Qual é a melhor lente? Impossível responder. Fica melhor dizer que depende da hora. Passamos por momentos líricos, épicos e dramáticos. E isso é bom. Abraçamos melhor a vida agindo assim.

Agora imaginem um escritor no Brasil de hoje. Ele não é poeta. Ele deseja contar uma história. Sua história não pode ser uma qualquer. Ninguém começa a escrever dominado pelo conformismo. Depois a conversa é outra. Mas agora o escritor brasileiro quer dar tudo de si.

Imaginem que o nosso escritor queira fazer em sua narrativa um panorama contemporâneo. Seu sonho é que as páginas de seu livro mostrem a vida como ela é. Sendo assim, ele opta pelo romance. Ele pensa: que o meu livro seja uma fatia da vida de hoje. Convém dizer que ele é fã de Balzac e de Zola. E ele acha que dá para fazer o que eles fizeram no século XIX no século XXI. Por mais que muita gente diga que não dá mais para escrever desse jeito, ele teima.

Sabiamente, ele descarta a lente do lirismo. Seu humor não está para essas coisas. Ele sabe muito bem onde está pisando: Brasil, 2019. Ele fica em dúvida se descarta a lente dramática. Constata que abrir mão do momento decisivo pode enfraquecer o romance. Resolve o seguinte: épico com pitadas de dramático.

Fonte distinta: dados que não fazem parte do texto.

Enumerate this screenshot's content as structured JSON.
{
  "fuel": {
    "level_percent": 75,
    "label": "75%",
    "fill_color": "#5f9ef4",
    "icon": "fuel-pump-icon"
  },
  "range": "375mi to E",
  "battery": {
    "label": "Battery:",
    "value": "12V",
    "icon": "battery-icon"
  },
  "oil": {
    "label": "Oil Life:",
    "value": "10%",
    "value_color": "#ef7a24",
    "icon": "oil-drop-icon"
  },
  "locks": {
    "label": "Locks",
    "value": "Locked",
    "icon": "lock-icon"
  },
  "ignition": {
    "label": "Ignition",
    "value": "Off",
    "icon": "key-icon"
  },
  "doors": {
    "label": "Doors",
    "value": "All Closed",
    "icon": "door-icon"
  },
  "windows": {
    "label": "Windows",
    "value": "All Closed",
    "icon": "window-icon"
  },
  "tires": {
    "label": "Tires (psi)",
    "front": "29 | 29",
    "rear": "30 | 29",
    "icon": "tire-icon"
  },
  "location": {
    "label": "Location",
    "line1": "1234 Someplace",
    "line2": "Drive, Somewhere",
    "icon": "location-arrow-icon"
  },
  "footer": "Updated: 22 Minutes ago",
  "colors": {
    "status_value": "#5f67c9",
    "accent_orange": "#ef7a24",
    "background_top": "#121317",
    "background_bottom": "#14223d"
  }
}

O tom foi encontrado. É um grande passo. Resta saber que personagens e situações povoarão a história. Passa madrugadas acordado rabiscando o caderninho de anotações. É meticuloso. Suas personagens não podem ser pálidas. As situações precisam ter nexo. Muitas madrugadas depois, há um esqueleto de enredo. Hora de criar músculos e peles.

Nesse momento, ele precisa calibrar a dose de realismo de sua narrativa. Algo cru ou algo alguns centímetros acima do chão? “O Cortiço” ou “Cem anos de solidão”? Reconhece que a sua imaginação não chega aos pés da imaginação de Gabriel García Márquez. Decide recorrer ao que tem de melhor: sua capacidade de observação.

E ele passa a observar rigorosamente a sua cidade e o seu país. Não é uma tarefa simples. Tampouco é uma tarefa glamourosa. As ruas estão sujas. O trânsito é um inferno. Os carros estão blindados. Os muros estão mais altos. Morre-se de medo de sair à noite. Todos desconfiam de todos. Canalhas aparecem rindo nas colunas sociais. Criminosos desfilam com seus carros importados caríssimos. Ouve com cada vez mais frequência que quem estuda muito é otário. Youtubers cretinos ganham num mês o que um trabalhador nunca ganhará ao longo da vida. A porrada corre solta por qualquer besteira. As carteiradas abundam. Os sites de notícias priorizam a fofoca ridícula. Milhões de pessoas querem que a vida retroceda ao ano de 1450. Um monte de gente morre diariamente nos hospitais. Um monte de adolescentes saindo da escola mal sabendo ler e escrever e acreditando que será fácil ganhar uma bolada com uma ideia genial. Em suma, um mundo de ratazanas usando perfume de civilização.

Ele descobre, para dar conta desse horror, que o épico e o dramático deverão dar as mãos ao romance policial. Sua história será sangrenta, dura, tenebrosa, povoada de canalhas e perversos. A morte será banalizada. A morte encontrará aplausos entusiasmados. Tudo será sujo, triste e injusto. Os melhores tombarão. Os piores comandarão as alavancas e estamparão sorrisos branquíssimos que custaram milhares de reais.

E ele terá escrito o mais realista dos romances.